It is my policy to not discuss any of my cases on this blog. I also try not to discuss any cases in which the petitioner is being represented by someone in my office.
But I want to briefly violate that policy and mention the Ninth Circuit’s decision from last week in Blake v. Baker.* In the first case ever to address this issue, the Ninth Circuit concluded that ineffective assistance of post-conviction counsel, i.e. a Martinez argument, can establish good cause to justify a Rhines stay and abeyance to allow a petitioner to present an unexhausted claim to state court.
* To note, I did not work on this case at all. The petitioner is represented by members of the Capital Habeas Unit in my office. I am in the Non-Capital Unit.
Rather than talk about the specifics of Blake, I’ll just briefly mention what this means generally.* A petitioner files a petition with both exhausted and unexhausted claims. This is what’s known as a mixed petition. A federal court is required to dismiss a mixed petition without prejudice. Unfortunately, if the petition gets dismissed, even without prejudice, then the case is over. It is much more likely than not that any attempt by petitioner to resuscitate the petition in federal court after exhausting the unexhausted claims in state court will be outside the one-year statute of limitations. This leaves the petitioner with few choices. He can either dismiss the unexhausted claims and solely proceed on the exhausted ones. Or he can move for a stay and abeyance, known as a Rhines stay (because it was created in a case called Rhines v. Weber). To obtain a stay, a petitioner must show, among other things, good cause for failing to exhaust the claim previously.
* Actually, I have talked about all of this before. And in more detail. But it can't hurt to cover it again.
Blake now establishes that a Martinez argument can establish good cause to justify a stay. Great decision for habeas petitioners.
But there is a likely reason why the decision in Blake is the first of its kind. A stay typically isn’t necessary for a Martinez argument. Rather, the typical situation is more like that in Dickens v. Ryan. A petitioner raises an unexhausted ineffective assistance of trial counsel claim. There is absolutely no doubt that the state court would find the claim procedurally defaulted because it was not raised previously. Thus, a return to state court is futile. In such a situation, the unexhausted claim is “technically” exhausted. A technically exhausted claim does not get addressed on the merits in federal court. Rather, the claim is considered procedurally defaulted. In other words, the federal courts just acknowledge an “anticipatory” default on that claim. Because the claim is procedurally defaulted, the petitioner is required to show cause and prejudice to overcome the default. At that point, the petitioner raises the Martinez argument. In most situations, the federal court will just jump to this step, rather than force the petitioner to go back to state court to obtain the inevitable procedural default first. That’s what happened in Dickens.
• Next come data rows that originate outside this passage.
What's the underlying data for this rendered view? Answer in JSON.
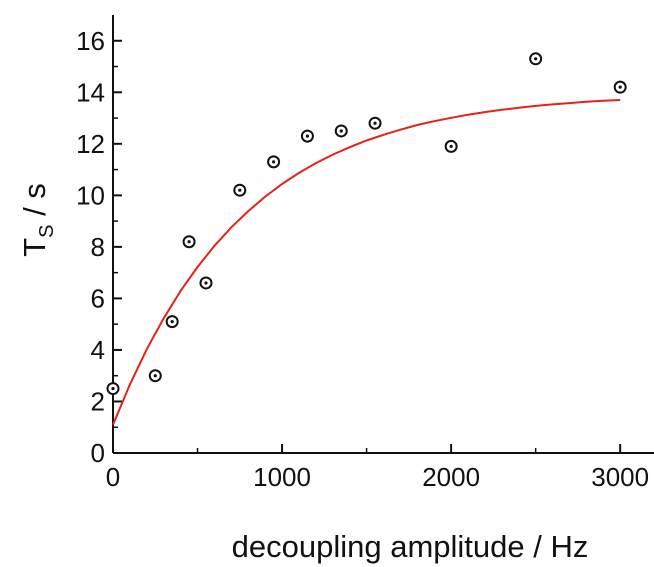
{
  "chart_data": {
    "type": "scatter",
    "title": "",
    "xlabel": "decoupling amplitude / Hz",
    "ylabel": {
      "main": "T",
      "sub": "S",
      "suffix": " / s"
    },
    "xlim": [
      0,
      3200
    ],
    "ylim": [
      0,
      17
    ],
    "xticks": [
      0,
      1000,
      2000,
      3000
    ],
    "yticks": [
      0,
      2,
      4,
      6,
      8,
      10,
      12,
      14,
      16
    ],
    "grid": false,
    "legend": "none",
    "series": [
      {
        "kind": "points",
        "marker": "circle-dot",
        "color": "#111111",
        "x": [
          0,
          250,
          350,
          450,
          550,
          750,
          950,
          1150,
          1350,
          1550,
          2000,
          2500,
          3000
        ],
        "y": [
          2.5,
          3.0,
          5.1,
          8.2,
          6.6,
          10.2,
          11.3,
          12.3,
          12.5,
          12.8,
          11.9,
          15.3,
          14.2
        ]
      },
      {
        "kind": "fit",
        "color": "#e8201c",
        "x": [
          0,
          100,
          200,
          300,
          400,
          500,
          600,
          700,
          800,
          900,
          1000,
          1100,
          1200,
          1300,
          1400,
          1500,
          1600,
          1700,
          1800,
          1900,
          2000,
          2100,
          2200,
          2300,
          2400,
          2500,
          2600,
          2700,
          2800,
          2900,
          3000
        ],
        "y": [
          1.1,
          2.66,
          4.03,
          5.23,
          6.29,
          7.22,
          8.04,
          8.76,
          9.39,
          9.95,
          10.44,
          10.87,
          11.25,
          11.58,
          11.87,
          12.13,
          12.35,
          12.55,
          12.73,
          12.88,
          13.01,
          13.13,
          13.23,
          13.32,
          13.4,
          13.47,
          13.53,
          13.58,
          13.63,
          13.67,
          13.7
        ]
      }
    ]
  }
}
But that’s not what happens here in Nevada. The district court here makes the petitioner go back to state court to get the procedural default. The court’s justification for this is that Nevada “allows” second or successive habeas petitions if the petitioner can show “good cause” and prejudice. So essentially, the district courts here believe that because Nevada has a similar cause/prejudice structure, the petitioner should be required to first present that cause and prejudice to the state court before it gets presented to the federal court. If there is cause and prejudice, the state court will get the chance to address the merits of the claim in the first instance.
Personally, I disagree with this. I don’t think it’s consistent with Supreme Court authority on the issue (such as Harris v. Reed, or at least O’Connor’s concurring opinion in Harris). But it’s an interesting debate that I am going to have to face repeatedly in my cases.
Nevertheless, Nevada is most likely not the only State with unusual post-conviction rules. For those States where the federal courts do believe that a return to state court is necessary, then Blake will provide tremendous assistance to those petitioners.